O texto também permite a compra de imunizantes autorizados por agências estrangeiras reconhecidas pela Organização Mundial da Saúde (OMS), mesmo que não tenham registro ou autorização da Anvisa.
Para a conclusão da votação, os deputados precisam analisar os destaques, isto é, sugestões de alteração no texto. Em seguida, a matéria vai ao Senado.
O texto conta com o apoio do presidente da Câmara, Arthur Lira (PP-AL) – que, na semana passada, defendeu a mudança ao lado do ministro da Saúde, Marcelo Queiroga, e do presidente do Senado, Rodrigo Pacheco (DEM-MG).
Segundo Lira, a iniciativa privada pode dar mais agilidade ao processo de vacinação no país. Veja o que diz o presidente da Câmara no vídeo abaixo:nquanto governo ainda vacina grupos prioritários. Projeto ainda será analisado pelo Senado.
Mais cedo, o plenário
aprovou requerimento de "urgência urgentíssima" para o projeto,
liberando o texto para votação no mesmo dia.
Hoje, a legislação já permite a compra dos imunizantes por pessoas jurídicas. No entanto, a regra é que todo o estoque deve ser doado ao SUS até que seja concluída a vacinação dos grupos prioritários.
Com essa primeira fase concluída, a regra muda: as empresas podem comprar, distribuir e aplicar as doses de vacina, mas metade do estoque tem que ser doada para o SUS. A outra metade pode ser aplicada de forma gratuita nos funcionários da firma, por exemplo.
A proposta aprovada pela Câmara flexibiliza essa exigência, permitindo que as empresas escolham uma entre duas contrapartidas:
*doar integralmente as doses
ao Sistema Único de Saúde (SUS) para serem usadas no Programa Nacional de
Imunizações (PNI); ou
*aplicar as doses
exclusivamente nos seus empregados (sejam eles funcionários, estagiários,
associados, autônomos ou prestadores de serviços), de forma gratuita, e doar a
mesma quantidade utilizada ao SUS.
Estabelecimentos de saúde
Relatora do texto, a
deputada Celina Leão incluiu nesta terça um dispositivo que permite a
contratação, pelas empresas, de estabelecimentos de saúde autorizados a
importar vacinas – hospitais, farmácias e clínicas particulares, por exemplo.
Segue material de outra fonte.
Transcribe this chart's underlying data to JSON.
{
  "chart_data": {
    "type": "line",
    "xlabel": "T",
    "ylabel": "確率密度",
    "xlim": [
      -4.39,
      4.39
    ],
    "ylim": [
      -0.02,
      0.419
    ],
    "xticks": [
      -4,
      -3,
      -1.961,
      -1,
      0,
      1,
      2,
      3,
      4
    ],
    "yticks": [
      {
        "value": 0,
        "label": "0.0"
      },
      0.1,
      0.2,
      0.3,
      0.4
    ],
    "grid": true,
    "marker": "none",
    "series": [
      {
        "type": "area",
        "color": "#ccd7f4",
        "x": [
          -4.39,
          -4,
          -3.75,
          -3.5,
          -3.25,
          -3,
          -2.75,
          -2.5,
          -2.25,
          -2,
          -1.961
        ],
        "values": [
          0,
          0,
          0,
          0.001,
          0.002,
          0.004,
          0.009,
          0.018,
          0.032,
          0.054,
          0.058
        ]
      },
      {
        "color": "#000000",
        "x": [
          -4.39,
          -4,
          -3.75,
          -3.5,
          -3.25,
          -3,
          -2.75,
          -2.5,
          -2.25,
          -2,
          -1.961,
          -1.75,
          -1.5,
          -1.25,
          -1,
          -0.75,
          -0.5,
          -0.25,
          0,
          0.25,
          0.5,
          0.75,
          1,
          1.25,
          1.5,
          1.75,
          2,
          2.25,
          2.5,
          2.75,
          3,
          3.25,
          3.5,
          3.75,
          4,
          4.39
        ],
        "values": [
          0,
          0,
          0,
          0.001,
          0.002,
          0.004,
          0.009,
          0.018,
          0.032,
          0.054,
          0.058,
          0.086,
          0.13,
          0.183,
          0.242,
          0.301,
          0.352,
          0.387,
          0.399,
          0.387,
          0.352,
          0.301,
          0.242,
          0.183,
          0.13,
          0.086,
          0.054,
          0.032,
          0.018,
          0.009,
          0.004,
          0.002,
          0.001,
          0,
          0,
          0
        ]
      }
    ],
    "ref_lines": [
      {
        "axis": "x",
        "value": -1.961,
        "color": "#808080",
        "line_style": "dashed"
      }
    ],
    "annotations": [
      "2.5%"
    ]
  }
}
A relatora argumenta que uma lei de 1973 estabelece que apenas empresas licenciadas pela Agência Nacional de Vigilância Sanitária (Anvisa) ou por órgãos de vigilância sanitária estaduais podem importar ou exportar medicamentos e insumos farmacêuticos.
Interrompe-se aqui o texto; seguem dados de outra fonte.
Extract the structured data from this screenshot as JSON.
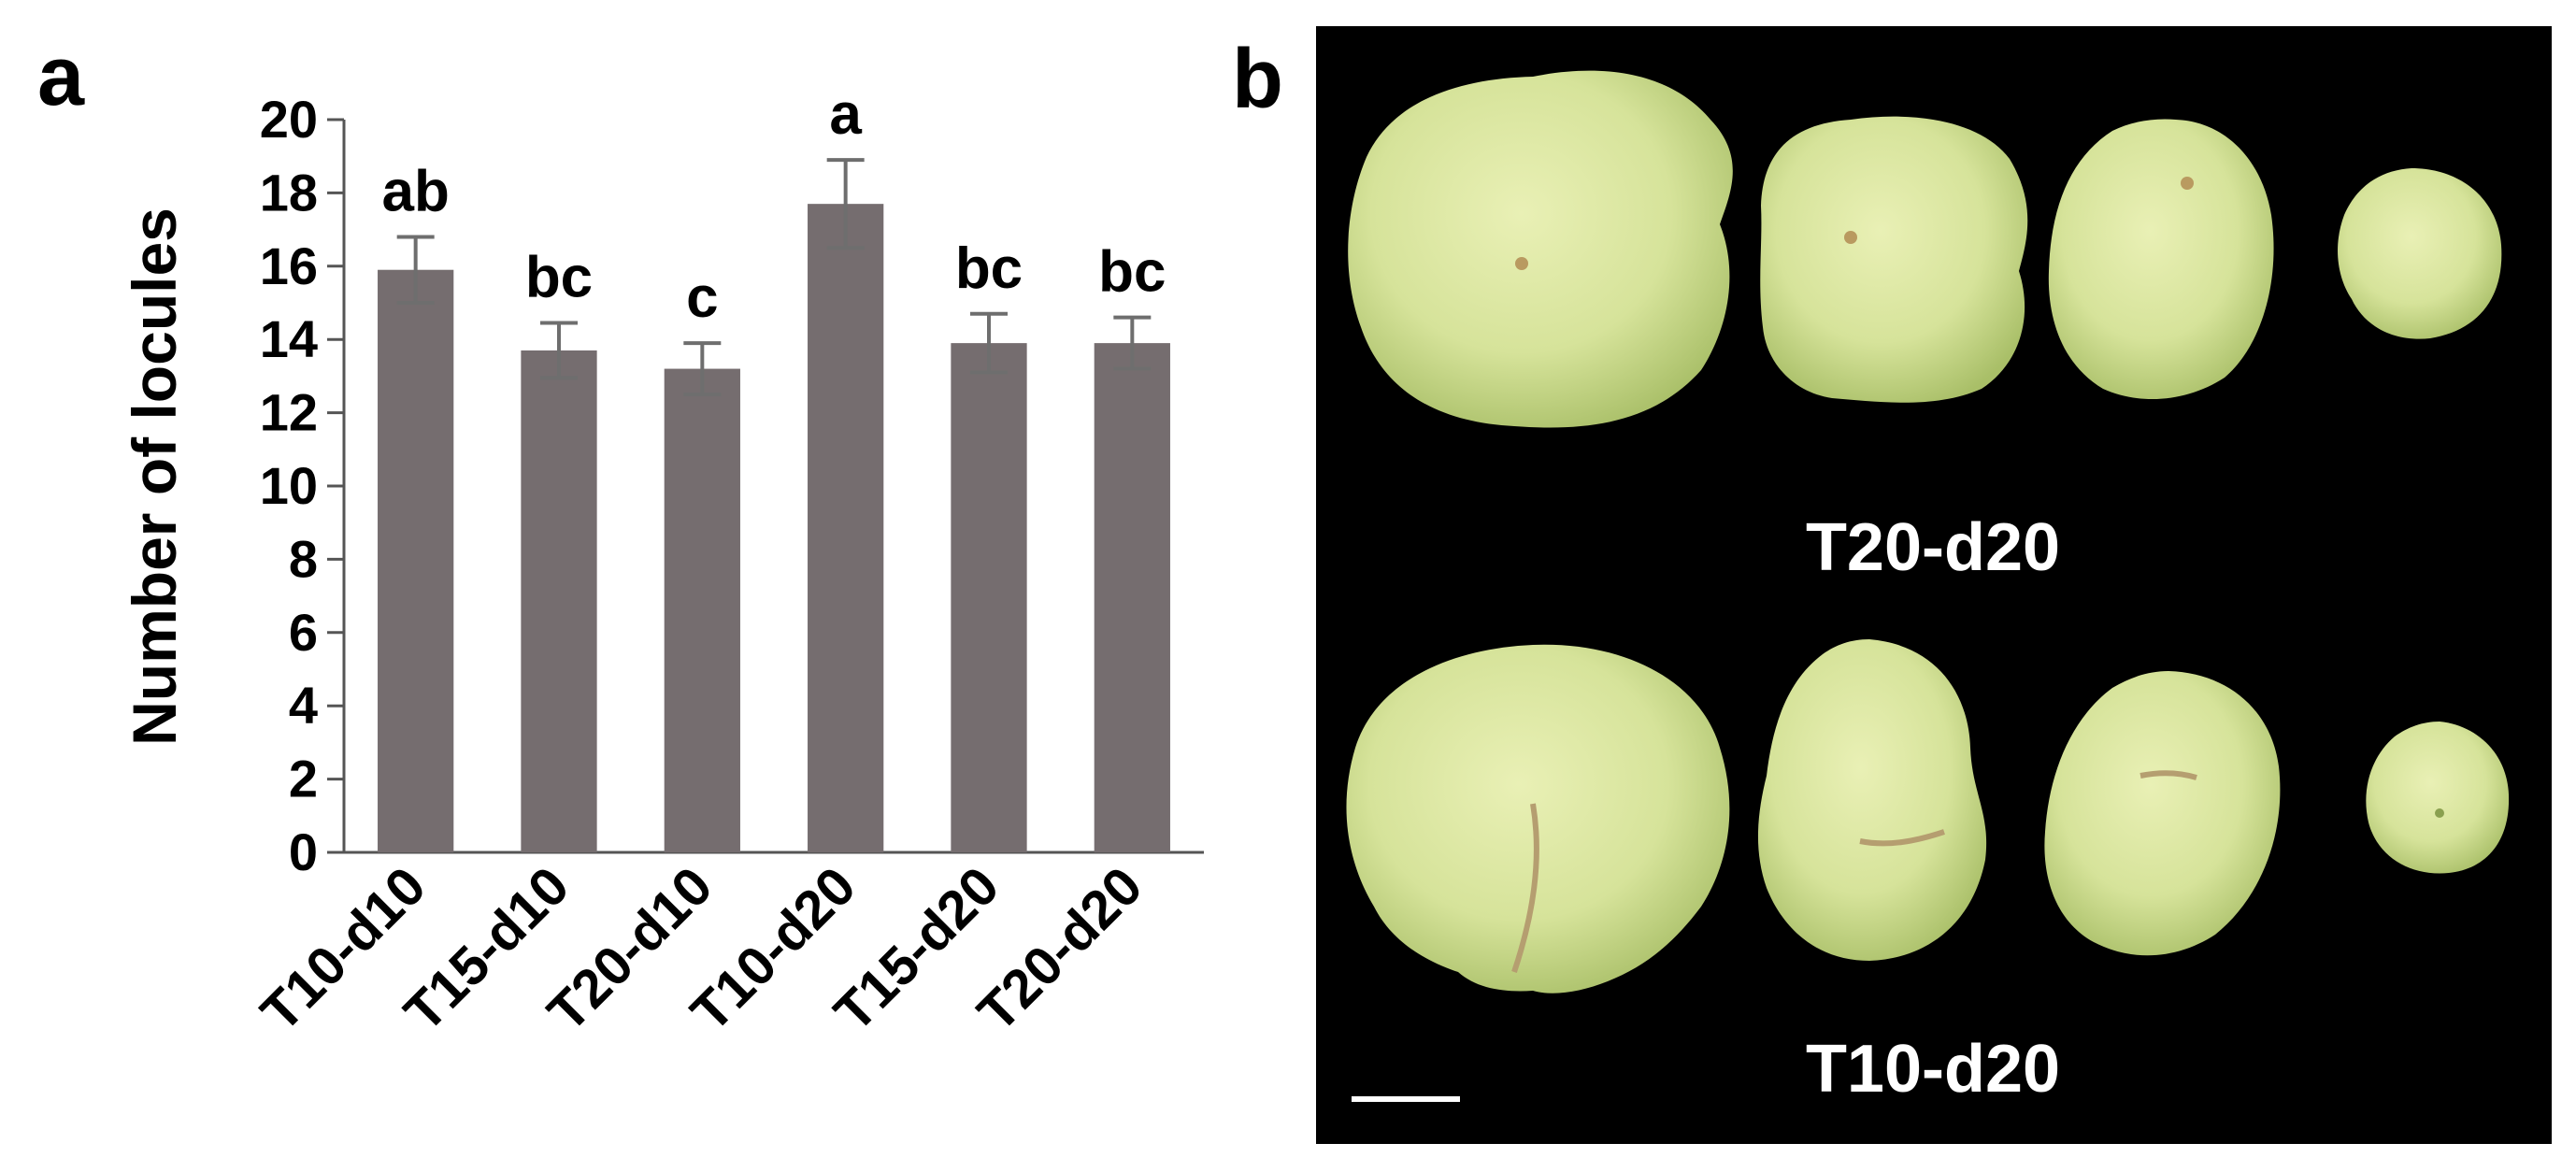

“A redação sugerida permite que tal importação seja realizada por qualquer pessoa jurídica de direito privado, ao contratarem estabelecimentos de saúde privados autorizados, como hospitais, farmácias e clínicas de vacinação, para que realizem a importação das vacinas contra a Covid-19”, diz o relatório.
Outros pontos do projeto
Autoridades estrangeiras: o
texto permite que as empresas adquiram não apenas vacinas que tenham
autorização ou registro na Anvisa, como também as vacinas autorizadas por
órgãos sanitários estrangeiros reconhecidos e certificados pela Organização
Mundial da Saúde (OMS).
Multas: descumprimento das exigências pode levar à multa equivalente a dez vezes o valor gasto na aquisição de vacinas.
Aplicação das doses: as vacinas devem ser aplicadas em qualquer estabelecimento ou serviço de saúde que tenha sala para aplicação de injetáveis autorizada pelo serviço de vigilância sanitária local.
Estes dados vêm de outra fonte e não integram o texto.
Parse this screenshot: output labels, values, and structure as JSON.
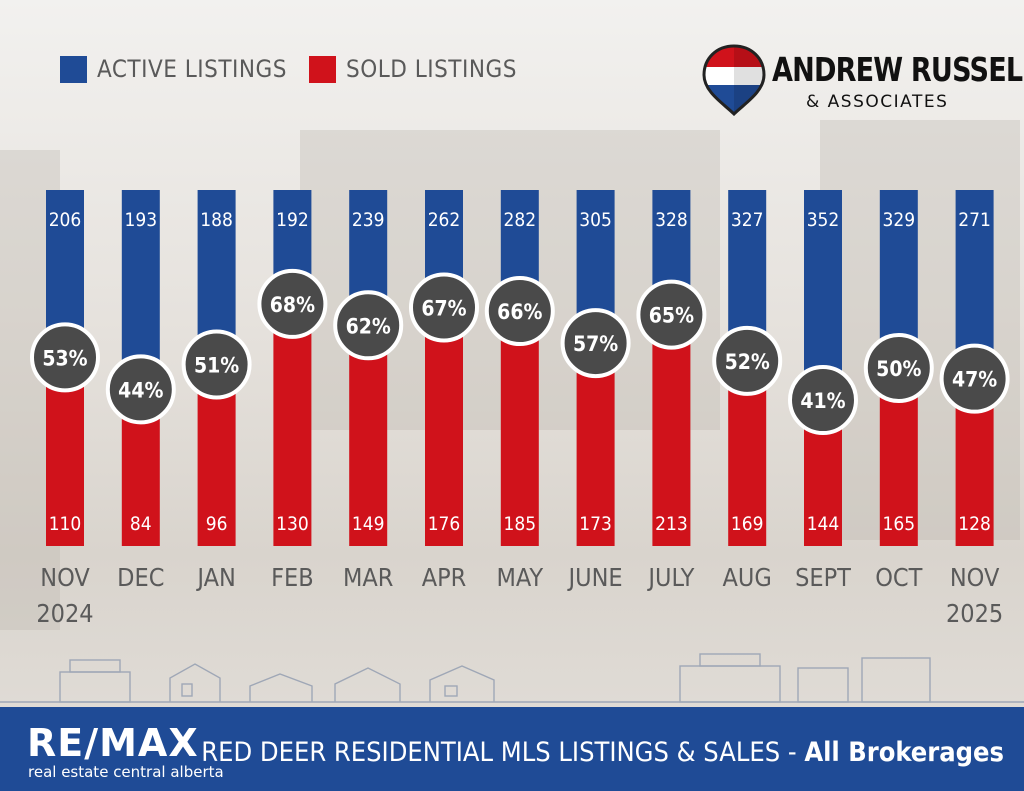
{
  "legend": {
    "active_label": "ACTIVE LISTINGS",
    "sold_label": "SOLD LISTINGS"
  },
  "logo": {
    "brand": "ANDREW RUSSELL",
    "sub": "& ASSOCIATES"
  },
  "footer": {
    "remax": "RE/MAX",
    "tagline": "real estate central alberta",
    "title": "RED DEER RESIDENTIAL MLS LISTINGS & SALES - ",
    "title_suffix": "All Brokerages"
  },
  "colors": {
    "active": "#1f4b96",
    "sold": "#d0121b",
    "badge": "#4a4a4a",
    "footer": "#1f4b96",
    "month_text": "#5a5a5a"
  },
  "chart_data": {
    "type": "bar",
    "stacking": "percent",
    "title": "RED DEER RESIDENTIAL MLS LISTINGS & SALES - All Brokerages",
    "categories": [
      "NOV 2024",
      "DEC",
      "JAN",
      "FEB",
      "MAR",
      "APR",
      "MAY",
      "JUNE",
      "JULY",
      "AUG",
      "SEPT",
      "OCT",
      "NOV 2025"
    ],
    "category_labels": [
      [
        "NOV",
        "2024"
      ],
      [
        "DEC"
      ],
      [
        "JAN"
      ],
      [
        "FEB"
      ],
      [
        "MAR"
      ],
      [
        "APR"
      ],
      [
        "MAY"
      ],
      [
        "JUNE"
      ],
      [
        "JULY"
      ],
      [
        "AUG"
      ],
      [
        "SEPT"
      ],
      [
        "OCT"
      ],
      [
        "NOV",
        "2025"
      ]
    ],
    "series": [
      {
        "name": "ACTIVE LISTINGS",
        "values": [
          206,
          193,
          188,
          192,
          239,
          262,
          282,
          305,
          328,
          327,
          352,
          329,
          271
        ]
      },
      {
        "name": "SOLD LISTINGS",
        "values": [
          110,
          84,
          96,
          130,
          149,
          176,
          185,
          173,
          213,
          169,
          144,
          165,
          128
        ]
      }
    ],
    "ratio_labels": [
      "53%",
      "44%",
      "51%",
      "68%",
      "62%",
      "67%",
      "66%",
      "57%",
      "65%",
      "52%",
      "41%",
      "50%",
      "47%"
    ],
    "ratio_values": [
      53,
      44,
      51,
      68,
      62,
      67,
      66,
      57,
      65,
      52,
      41,
      50,
      47
    ],
    "legend_position": "top-left"
  }
}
Sindicatos e cooperativas: o
texto prevê, ainda, a possibilidade de associações, sindicatos e cooperativas
adquirirem vacinas para distribuição, administração e imunização de seus
associados ou cooperados.
Discussão
Celina Leão defendeu em
plenário que o projeto é uma forma de mitigar os danos à economia do país.
Segundo ela, o texto não traz "inovação legislativa", apenas retira a
"trava jurídica" que exige a utilização pela iniciativa privada após
a imunização dos grupos prioritários.
"Hoje a lei é cínica, o que é uma lei cínica? Ela foi aprovada, nós permitimos o particular comprar, mas ela é inexequível, só pode comprar depois de os prioritários serem imunizados", disse Celina.
Autor do projeto, Hildo Rocha (MDB-MA) negou que o projeto “fura a fila” da vacinação, como argumentam os críticos da proposta.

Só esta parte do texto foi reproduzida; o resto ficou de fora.